Cookie Policy

These keep the app working. They cannot be turned off without breaking sign-in or session persistence.

• Supabase auth session (cookies set by Supabase, names beginning with sb-): keeps you signed in across page loads. Set after a successful sign-in. Cleared on sign-out or expiry.
• Locale preference (set by next-intl middleware): remembers whether you chose English or French so the URL routing works the same way next time.
• CSRF protection (token in the form action layer): standard server-action security; not used for tracking.

We use PostHog (when enabled) to understand which features are used and where the app is confusing. PostHog sets one cookie to assign you a pseudonymous ID. We do not link that ID to your email or other personal data inside PostHog.

You can opt out via your browser’s “Do Not Track” setting; we honor it. A consent banner offering an explicit toggle is being built; until then, DNT is the opt-out path.

We use Sentry to capture errors and crashes. Sentry uses a small amount of session storage to correlate error events; this isn’t a cookie in the technical sense. We’ve configured Sentry to scrub email addresses, IP addresses, and other personal identifiers before sending error reports.

Error tracking is essential to running a reliable app. We don’t offer an opt-out, but the data captured is minimal and never used for marketing.

The app keeps some data on your device using IndexedDB and localStorage:

• Offline mutation queue — when you make changes (rate a cigar, add to a humidor) while offline, they queue locally and sync when you’re back online.
• View preferences — small UI state like which list view you prefer.
• PWA install hint dismissal— if you dismiss the “install this app” prompt, we remember not to show it again.
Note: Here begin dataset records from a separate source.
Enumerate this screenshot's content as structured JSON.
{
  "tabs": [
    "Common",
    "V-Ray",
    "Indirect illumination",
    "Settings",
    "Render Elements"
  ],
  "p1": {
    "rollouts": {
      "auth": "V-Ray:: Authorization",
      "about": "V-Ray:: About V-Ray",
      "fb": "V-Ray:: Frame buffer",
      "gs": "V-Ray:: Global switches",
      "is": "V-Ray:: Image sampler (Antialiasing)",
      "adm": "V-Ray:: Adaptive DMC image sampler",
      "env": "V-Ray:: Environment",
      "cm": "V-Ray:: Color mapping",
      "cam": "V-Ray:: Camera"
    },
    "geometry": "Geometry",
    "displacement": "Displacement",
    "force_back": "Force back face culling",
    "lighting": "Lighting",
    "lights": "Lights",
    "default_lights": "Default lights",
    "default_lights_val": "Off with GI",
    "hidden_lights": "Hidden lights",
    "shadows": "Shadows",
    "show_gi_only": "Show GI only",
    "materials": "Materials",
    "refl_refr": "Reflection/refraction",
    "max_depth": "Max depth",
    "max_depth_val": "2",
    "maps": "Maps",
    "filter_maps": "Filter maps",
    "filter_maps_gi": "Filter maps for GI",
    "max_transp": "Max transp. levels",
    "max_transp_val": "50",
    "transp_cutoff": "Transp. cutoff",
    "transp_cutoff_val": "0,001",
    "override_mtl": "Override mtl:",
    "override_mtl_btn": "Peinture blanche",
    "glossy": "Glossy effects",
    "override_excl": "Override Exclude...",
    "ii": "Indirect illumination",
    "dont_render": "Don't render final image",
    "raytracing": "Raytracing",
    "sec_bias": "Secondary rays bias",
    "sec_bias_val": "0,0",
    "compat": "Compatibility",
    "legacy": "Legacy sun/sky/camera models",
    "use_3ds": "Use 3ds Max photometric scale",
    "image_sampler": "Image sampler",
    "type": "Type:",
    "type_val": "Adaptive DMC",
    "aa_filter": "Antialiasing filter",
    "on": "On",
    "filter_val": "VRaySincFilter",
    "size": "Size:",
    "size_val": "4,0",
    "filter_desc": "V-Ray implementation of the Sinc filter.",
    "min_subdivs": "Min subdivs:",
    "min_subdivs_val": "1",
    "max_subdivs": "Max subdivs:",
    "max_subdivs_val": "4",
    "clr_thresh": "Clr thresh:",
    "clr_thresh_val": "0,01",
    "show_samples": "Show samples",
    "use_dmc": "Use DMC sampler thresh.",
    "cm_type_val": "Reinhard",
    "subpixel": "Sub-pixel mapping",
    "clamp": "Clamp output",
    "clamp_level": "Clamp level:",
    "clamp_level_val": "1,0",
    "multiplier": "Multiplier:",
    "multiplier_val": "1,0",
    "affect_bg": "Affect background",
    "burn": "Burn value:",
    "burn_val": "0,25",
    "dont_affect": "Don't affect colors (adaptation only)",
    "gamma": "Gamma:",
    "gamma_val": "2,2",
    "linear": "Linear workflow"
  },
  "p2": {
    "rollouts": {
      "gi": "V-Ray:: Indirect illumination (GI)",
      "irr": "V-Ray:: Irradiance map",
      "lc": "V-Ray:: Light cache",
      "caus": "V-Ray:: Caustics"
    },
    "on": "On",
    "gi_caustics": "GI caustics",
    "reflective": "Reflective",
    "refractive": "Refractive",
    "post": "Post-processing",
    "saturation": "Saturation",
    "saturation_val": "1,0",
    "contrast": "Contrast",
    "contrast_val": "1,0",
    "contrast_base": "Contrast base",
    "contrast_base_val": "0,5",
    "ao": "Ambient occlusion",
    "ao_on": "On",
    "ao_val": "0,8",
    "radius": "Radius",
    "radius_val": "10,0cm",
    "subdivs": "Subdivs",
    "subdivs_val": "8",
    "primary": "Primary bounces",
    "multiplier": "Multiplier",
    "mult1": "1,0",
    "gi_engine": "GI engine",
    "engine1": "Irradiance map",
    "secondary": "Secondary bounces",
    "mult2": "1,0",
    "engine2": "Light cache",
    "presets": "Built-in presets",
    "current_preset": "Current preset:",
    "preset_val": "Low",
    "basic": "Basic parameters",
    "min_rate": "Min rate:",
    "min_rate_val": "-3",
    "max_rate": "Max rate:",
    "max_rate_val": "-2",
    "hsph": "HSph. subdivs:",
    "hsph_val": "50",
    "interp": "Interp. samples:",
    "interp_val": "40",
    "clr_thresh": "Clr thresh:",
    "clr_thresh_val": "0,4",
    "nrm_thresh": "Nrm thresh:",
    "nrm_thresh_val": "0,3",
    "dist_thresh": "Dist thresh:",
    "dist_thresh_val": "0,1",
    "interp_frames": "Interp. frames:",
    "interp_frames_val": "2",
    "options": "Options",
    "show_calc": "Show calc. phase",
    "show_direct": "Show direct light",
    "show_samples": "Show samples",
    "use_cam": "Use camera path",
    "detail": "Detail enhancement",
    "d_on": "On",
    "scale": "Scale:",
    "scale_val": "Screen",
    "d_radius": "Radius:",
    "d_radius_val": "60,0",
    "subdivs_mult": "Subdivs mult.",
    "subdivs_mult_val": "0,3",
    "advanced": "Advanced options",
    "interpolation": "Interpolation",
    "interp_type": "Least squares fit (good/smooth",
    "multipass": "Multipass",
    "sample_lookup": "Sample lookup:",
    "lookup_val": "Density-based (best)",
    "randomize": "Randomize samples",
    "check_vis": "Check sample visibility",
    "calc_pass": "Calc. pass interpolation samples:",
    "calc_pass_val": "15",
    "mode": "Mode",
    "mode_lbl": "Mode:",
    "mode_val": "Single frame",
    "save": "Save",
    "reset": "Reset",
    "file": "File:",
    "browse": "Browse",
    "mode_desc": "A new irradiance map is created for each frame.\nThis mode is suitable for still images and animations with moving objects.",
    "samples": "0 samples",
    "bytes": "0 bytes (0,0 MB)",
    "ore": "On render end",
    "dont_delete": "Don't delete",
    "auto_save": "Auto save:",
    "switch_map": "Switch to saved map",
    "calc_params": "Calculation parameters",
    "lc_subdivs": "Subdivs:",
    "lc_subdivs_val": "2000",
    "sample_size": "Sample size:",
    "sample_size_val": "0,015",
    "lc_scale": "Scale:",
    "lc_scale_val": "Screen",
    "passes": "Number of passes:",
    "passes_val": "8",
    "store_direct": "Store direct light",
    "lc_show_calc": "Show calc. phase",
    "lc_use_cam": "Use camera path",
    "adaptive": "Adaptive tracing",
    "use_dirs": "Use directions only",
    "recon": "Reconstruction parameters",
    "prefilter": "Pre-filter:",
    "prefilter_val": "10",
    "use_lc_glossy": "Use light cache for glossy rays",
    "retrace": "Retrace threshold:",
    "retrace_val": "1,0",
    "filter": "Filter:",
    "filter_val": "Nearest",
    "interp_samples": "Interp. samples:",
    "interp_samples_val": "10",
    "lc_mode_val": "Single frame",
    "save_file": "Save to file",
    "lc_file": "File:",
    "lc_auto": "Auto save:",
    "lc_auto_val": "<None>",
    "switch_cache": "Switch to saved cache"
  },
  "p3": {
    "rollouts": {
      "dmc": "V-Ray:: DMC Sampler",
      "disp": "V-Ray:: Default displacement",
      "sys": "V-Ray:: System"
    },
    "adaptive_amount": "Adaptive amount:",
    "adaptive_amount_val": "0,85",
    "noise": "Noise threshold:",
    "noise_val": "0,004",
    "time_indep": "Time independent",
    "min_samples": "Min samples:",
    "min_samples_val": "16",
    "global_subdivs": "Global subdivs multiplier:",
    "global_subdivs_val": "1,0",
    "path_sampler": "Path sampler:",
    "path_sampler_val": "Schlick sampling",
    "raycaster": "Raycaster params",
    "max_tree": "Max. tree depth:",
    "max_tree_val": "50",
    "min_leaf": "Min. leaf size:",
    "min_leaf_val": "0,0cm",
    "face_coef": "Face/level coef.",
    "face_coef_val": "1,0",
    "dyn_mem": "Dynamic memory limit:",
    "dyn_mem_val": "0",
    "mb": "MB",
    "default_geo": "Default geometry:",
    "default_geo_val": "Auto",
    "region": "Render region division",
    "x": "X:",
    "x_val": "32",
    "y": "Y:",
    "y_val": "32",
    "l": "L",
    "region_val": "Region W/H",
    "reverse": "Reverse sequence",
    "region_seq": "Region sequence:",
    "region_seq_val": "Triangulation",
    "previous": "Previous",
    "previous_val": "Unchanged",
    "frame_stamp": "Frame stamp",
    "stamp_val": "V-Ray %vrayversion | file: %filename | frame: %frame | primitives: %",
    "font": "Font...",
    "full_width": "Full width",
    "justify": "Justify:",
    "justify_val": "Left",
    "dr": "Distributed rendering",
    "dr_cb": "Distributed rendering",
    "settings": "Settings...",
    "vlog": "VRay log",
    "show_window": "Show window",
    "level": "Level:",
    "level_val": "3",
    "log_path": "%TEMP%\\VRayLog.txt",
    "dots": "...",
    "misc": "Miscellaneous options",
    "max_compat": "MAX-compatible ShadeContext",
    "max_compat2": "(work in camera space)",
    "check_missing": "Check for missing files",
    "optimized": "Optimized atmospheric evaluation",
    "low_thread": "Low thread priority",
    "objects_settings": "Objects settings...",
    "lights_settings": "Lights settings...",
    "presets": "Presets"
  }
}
Local storage is cleared when you clear your browser data or uninstall the PWA.

We do not embed third-party advertising networks, social tracking pixels, or analytics other than what’s listed above. When you click an affiliate link, the destination retailer may set its own cookies — those are governed by that retailer’s policy, not ours.

You can clear all cookies from your browser’s settings; doing so will sign you out and remove your preferences. You can also browse in incognito or private mode if you want to use the app without persistent cookies — sign-in won’t survive across sessions.

For analytics opt-out, set your browser’s “Do Not Track” flag. A dedicated consent UI is being built and will replace DNT once it lands.

If we add a new cookie or third-party SDK, we’ll update this page and bump the “last updated” date.

For details on what data we collect (vs. what cookies we set), see the Privacy Policy.